Caporalato digitale, rider costretti a pagare il pizzo. Come avveniva l’illecito

Il fenomeno del caporalato si evolve e dalla modalità fisica si passa a quella digitale. Le indagini chiariscono un modus operandi e il giro che c’è dietro la nuova tendenza del “pizzo” da consegnare agli intermediari. 

A pagare per le scelte sono in questo caso i rider, persone di fatto costretto a versare parte dell’incasso ad alcuni intermediari. Si tratta in quest’ultimo caso di persone che assicurano la presenza sulle piattaforme.

Rider caporalato digitale
Il fenomeno del caporalato digitale ha colpito tanti rider, cosa emerge dalle indagini (Immagine Rete)

Una nuova forma di pagamento in contanti, da qui la chiara operazione di evasione fiscale, assicurandosi al contempo i profitti ed evitando la tracciabilità dei pagamenti che avviene online per ogni rider. Un sistema messo in piedi proprio a Milano che gli investigatori hanno scoperto nel corso di ulteriori indagini.

La vicenda

I carabinieri dell’Ispettorato del Lavoro di Milano hanno effettuato alcuni controlli a campione fra luglio e ottobre 2022, scoprendo numerose attività illecite per quanto riguarda l’attività da rider. Diversi i controlli, effettuati di recente in diverse città d’Italia, scoprendo un nuovo modus operandi. Scoperto una cessione fittizia con identità virtuali create mediante documenti falsi e cedute a persone giunte da poco in Italia.

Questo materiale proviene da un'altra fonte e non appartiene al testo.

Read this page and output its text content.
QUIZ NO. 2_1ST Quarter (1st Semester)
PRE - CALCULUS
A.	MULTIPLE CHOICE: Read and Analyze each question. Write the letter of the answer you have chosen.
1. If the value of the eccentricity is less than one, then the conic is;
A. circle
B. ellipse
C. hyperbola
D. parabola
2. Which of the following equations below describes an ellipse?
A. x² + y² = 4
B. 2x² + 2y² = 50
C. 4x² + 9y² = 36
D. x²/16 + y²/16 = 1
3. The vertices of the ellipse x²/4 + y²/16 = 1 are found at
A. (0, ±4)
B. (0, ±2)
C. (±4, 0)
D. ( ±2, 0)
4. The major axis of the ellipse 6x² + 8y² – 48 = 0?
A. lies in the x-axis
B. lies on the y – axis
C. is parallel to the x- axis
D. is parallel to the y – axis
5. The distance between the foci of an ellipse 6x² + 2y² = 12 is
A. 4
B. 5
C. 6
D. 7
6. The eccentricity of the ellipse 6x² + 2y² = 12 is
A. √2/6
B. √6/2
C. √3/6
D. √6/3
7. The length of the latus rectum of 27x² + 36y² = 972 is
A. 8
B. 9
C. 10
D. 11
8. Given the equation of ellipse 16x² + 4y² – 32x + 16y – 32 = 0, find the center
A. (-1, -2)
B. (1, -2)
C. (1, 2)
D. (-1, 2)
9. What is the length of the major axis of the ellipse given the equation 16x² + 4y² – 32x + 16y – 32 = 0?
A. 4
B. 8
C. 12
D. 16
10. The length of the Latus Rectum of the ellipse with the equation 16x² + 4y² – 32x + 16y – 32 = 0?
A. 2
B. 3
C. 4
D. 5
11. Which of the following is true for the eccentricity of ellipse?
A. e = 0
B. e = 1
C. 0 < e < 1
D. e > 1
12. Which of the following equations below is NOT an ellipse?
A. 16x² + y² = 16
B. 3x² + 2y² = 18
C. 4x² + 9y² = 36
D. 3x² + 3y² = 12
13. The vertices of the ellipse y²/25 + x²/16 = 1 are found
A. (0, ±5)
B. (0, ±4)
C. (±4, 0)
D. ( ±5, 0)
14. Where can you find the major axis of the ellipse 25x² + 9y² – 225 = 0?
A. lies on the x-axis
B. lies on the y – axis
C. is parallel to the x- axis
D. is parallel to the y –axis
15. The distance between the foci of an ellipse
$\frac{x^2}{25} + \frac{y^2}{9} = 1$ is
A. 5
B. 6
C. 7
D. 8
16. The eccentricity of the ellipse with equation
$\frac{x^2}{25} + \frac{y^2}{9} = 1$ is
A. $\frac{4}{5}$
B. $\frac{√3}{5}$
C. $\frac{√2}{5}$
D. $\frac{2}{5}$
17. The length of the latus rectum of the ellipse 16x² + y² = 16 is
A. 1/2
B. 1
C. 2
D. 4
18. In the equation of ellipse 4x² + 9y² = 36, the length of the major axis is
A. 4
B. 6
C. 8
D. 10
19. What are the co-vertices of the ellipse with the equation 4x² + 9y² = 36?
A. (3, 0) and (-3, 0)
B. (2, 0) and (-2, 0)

Si tratta spesso e volentieri di persone con scarsa praticità con la lingua italiana. Il controllo su 93 rider, avvenuto di recente, ha scoperto 18 persone che hanno ammesso di lavorare con un account falso. Al contempo, inoltre, le verifiche successive hanno consentito di allargare il giro del malaffare sul fronte rider.

Carabinieri
Caporalato digitale, la scoperta dei carabinieri durante i controlli (Immagine Rete)

I dati nazionali citati dai carabinieri, infatti, parlano di 823 rider censiti, 92 quelli al lavoro con una cessione fittizia dell’account e 23 con i documenti non in regola. A questi bisogna aggiungere anche 22 mezzi a due ruote modificati in maniera illegale.

Proprio i 92 casi scoperti evidenziano un caporalato attivo in tutto il Paese, con tanto di segnalazioni alle procure locali per gli approfondimenti del caso. Il lavoro degli investigatori ha come obiettivo identificare i possessori dei diversi account illegali, così da liberare i fattorini da questo modus operandi illecito e dal tornaconto economico che ne deriva.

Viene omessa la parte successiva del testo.